Granuloma annulare

Published: 09th September 2008
Views: N/A

Granuloma annulare is a chronic skin condition consisting of raised, ruddy or skin-colored bumps (lesions) that type ring patterns, generally on your hands and feet. It appears most frequently over knuckles and other joints or in places that are subject to common, mild injury such as the back of the hands or top of the feet. GA is rarely quite widespread and this may be an entirely different condition. In these cases the bumps are often smaller and the rings harder to see. Granuloma annulare is a raised, bumpy, or ring-shaped lesion, which can arise singly or in groups on the skin. It is seen most frequently in older children and young adults.

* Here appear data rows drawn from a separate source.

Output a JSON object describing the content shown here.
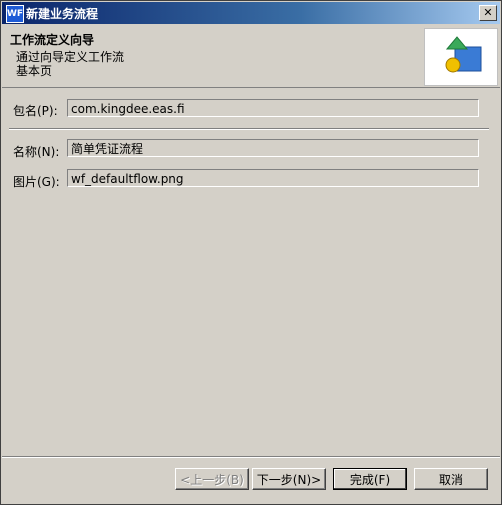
{
  "window": {
    "title": "新建业务流程",
    "icon_text": "WF",
    "close_glyph": "✕"
  },
  "header": {
    "title": "工作流定义向导",
    "desc_line1": "通过向导定义工作流",
    "desc_line2": "基本页",
    "image_icon": "workflow-shapes-icon"
  },
  "form": {
    "package_label": "包名(P):",
    "package_value": "com.kingdee.eas.fi",
    "name_label": "名称(N):",
    "name_value": "简单凭证流程",
    "image_label": "图片(G):",
    "image_value": "wf_defaultflow.png"
  },
  "buttons": {
    "back": "<上一步(B)",
    "next": "下一步(N)>",
    "finish": "完成(F)",
    "cancel": "取消"
  },
  "colors": {
    "title_bar": "#0a246a",
    "face": "#d4d0c8",
    "shape_green": "#3aa95a",
    "shape_yellow": "#f0c000",
    "shape_blue": "#3a7bd5"
  }
}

Women are twice as probable as are men to grow granuloma annulare. Main reason of Granuloma annulare is reaction in the immune system. Granuloma annulare is most frequently confused with ringworm. It also may glance like insect bites. This is the initial lesion of Lyme disease, which is called erythema migraines. There is a few evidence that granuloma annulare, particularly the general form, is more common in people with diabetes or thyroid disease. In majority cases no treatment is required because the patches vanish by themselves in a few months leaving no trace.

If lesions are widespread or cosmetically undesirable, there are numerous treatment options. Steroids can thin the skin and should be used according to your dermatologist's directions. In severe cases of generalized granuloma annulare, your doctor may advocate a special kind of ultraviolet light therapy called psoralen plus ultraviolet A (PUVA). PUVA may be used to treat widespread disease. This treatment combines exposure to ultraviolet light (phototherapy) with drugs called psoralens, which assist make your skin more receptive to the effects of ultraviolet light.

Sometimes it is useful to apply a strong steroid preparation to the skin or steroids can be injected into the bumps themselves. Little plaques can be frozen (cryotherapy). Topical imiquimod and topical calcineurin inhibitors have been reported to assist individual cases. Apply a prescription cortisone cream to the skin. Cortisone can be injected into the lesions themselves if topicals fail. Other treatments occasionally tried when these fail are Dapsone, potassium Iodide and oral steroids.

Juliet Cohen writes articles for beauty tips. She also writes articles for hairstyles gallery.